3. Dengan banyaknya kitab-kitab fiqih, para ulama dengan mudah bisa
menemukan jawaban-jawaban terhadap masalah-masalah yang dihadapi. Hal
ini tentu saja bermanfaat, akan tetapi apabila membacanya tanpa kritis dan
tanpa membandingkan dengan pendapat madzhab-madzhab lain serta tanpa
memperhatikan kembali Al-Qur’an dan As-Sunnah, membawa akibat
kehilangan kepercayaan terhadap potensi yang besar yang ada pada dirinya.
Tidak menghargai hasil ijtihad ulama-ulama lain dan merasa pendapat sendiri
yang mutlak benar dalam masalah-masalah ijtihadiyah, sudah tentu akan
mengarah kepada sikap yang tertutup dengan segala akibat-akibatnya.
4. Dengan jatuhnya Cordoba sebagai pusat kebudayaan islam di Barat tahun 1213
M dan kemudian jatuhnya Baghdad sebgai pusat kebudayaan islam di Timur
tahun 1258 M, maka berhentilah denyut jantung kebudayaan islam baik di
Barat maupun di Timur. Ditambah lagi dengan kehancuran masyarakat Islam
masa itu. Ulama-ulama dibagian timur berusaha mencoba untuk
menyelamatkan masyarakat yang sudah hancur itu dengan melarang berijtihad
untuk menyeragamkan kehidupan social bagi seluruh rakyat, dengan demikian
diharapkan timbulnya ketertiban social.
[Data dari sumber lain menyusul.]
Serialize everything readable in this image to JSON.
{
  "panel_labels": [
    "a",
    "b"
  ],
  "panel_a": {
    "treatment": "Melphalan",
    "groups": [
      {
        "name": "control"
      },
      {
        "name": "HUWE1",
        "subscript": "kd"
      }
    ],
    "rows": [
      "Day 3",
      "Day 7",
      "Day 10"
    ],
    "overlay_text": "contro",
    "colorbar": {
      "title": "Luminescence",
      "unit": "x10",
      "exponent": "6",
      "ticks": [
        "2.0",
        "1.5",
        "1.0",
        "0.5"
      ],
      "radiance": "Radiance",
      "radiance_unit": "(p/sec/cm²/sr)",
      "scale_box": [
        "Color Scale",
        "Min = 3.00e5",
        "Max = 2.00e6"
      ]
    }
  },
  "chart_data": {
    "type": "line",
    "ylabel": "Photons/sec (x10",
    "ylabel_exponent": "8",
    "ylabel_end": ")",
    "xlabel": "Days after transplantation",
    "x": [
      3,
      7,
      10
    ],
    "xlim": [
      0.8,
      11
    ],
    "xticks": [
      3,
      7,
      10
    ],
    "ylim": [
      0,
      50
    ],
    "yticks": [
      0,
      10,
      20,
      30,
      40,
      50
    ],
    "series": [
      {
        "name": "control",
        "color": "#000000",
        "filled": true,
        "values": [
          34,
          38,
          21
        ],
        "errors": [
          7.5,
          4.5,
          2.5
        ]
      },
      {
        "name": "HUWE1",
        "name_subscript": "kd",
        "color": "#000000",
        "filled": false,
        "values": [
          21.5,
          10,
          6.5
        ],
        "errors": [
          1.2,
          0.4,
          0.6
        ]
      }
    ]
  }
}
Namun rupanya usaha ini tidak banyak
menolong, karena nasib suatu masyarakat tidak hanya tergantung kepada
keseragaman kehidupan social tetapi juga kepada hasil kekuatan dan kreativitas
perorangan.
5. Efek samping dari pembukuan fiqih pada periode sebelumnya. Dengan adanya
kitab-kitab fiqih yang ditulis oleh ulama-ulama sebelumnya, baik untuk
persoalan-persoalan yang benar-benar terjadi atau diprediksi akan terjadi,
memudahkan umat Islam pada periode ini merujuk semua persoalan hukumnya
kepada kitab-kitab yang ada itu.
6. Fanatisme mazhab yang sempit. Pengikut imam mujtahid terdahulu itu
berusaha membela kebenaran pendapat mazhabnya masing-masing dengan
berbagai cara. Mungkin akibat pengaruh arus ketidakstabilan kehidupan politik,
dimana frekuensi sikap curiga dan rasa tidak senang antara seseorang atau antar
kelompoknya dengan mencari-cari argumentasinya yang pada umumnya
apologetic serta menyanjung imam dan mazhabnya dengan sikap emosinalitas
yang tinggi. Akibatnya, mereka tenggelam dalam suasana chauvinism yang
tinggi, jauh dari sikap rasionalitas ilmiah dan terpaling dari sumber-sumber
hukum yang sesungguhnya, Alqur’an dan Hadits.
7. Pengangkatan hakim-hakim muqallid. Kehidupan taklid pada periode semakin
subur ketika pihak penguasa mengangkat para hakim dari orang-orang yang
bertaklid. Bila pada periode sebelumnya para penguasa memilih dan
mengangkat hakim-hakim dari kalangan mujtahid dan mereka diberi kebebasan
berijtihad sendiri, hasil ijtihadnya sering menjadi sasaran kritikan pedas dari
penganut-penganut mazhab tertentu, termasuk penguasa.Umat islam menyadari
kemunduran dan kelemahan mereka yang sudah berlangsung semakin lama itu.
Gerakan pembaharuan ini cukup berpengaruh terhadap perkembangan fiqih.
Banyak diantara pembaharuan itu juga adalah ulama’-ulama’ yang berperan
dalam perkembangan fiqih itu sendiri. Mereka berseru agar umat Islam
meningglakan taklid dan kembali kepada Alqur’an dan hadits dan mengikuti
jejak para ulama’ terdahulu. Mereka inilah yang disebut sebagai golongan
salaf. Periode ini ditandai dengan disusunnya kitab Majallat al-Ahkam
al-‘Adiyyat di akhir abad ke-13 H, mulai 1285 H sampai tahun 1293 H (1869-
1876 M).

2.5 Periode Kebangunan Kembali


Di pertengahan abad ke 18 M, timbullah reformasi dan melepaskan diri dari
taqlid dalam tubuh umat islam. Usaha ini tidaklah terjadi sekaligus, melainkan secara
bertahap.

Usaha ini timbul, setelah timbulnya kesadaran nasional. Kaum muslimin


mengetahui dan merasakan adanya kemunduran-kemunduran yang kemudian
menimbulkan gerakan-gerakan keagamaan di berbagai negeri-negeri Islam.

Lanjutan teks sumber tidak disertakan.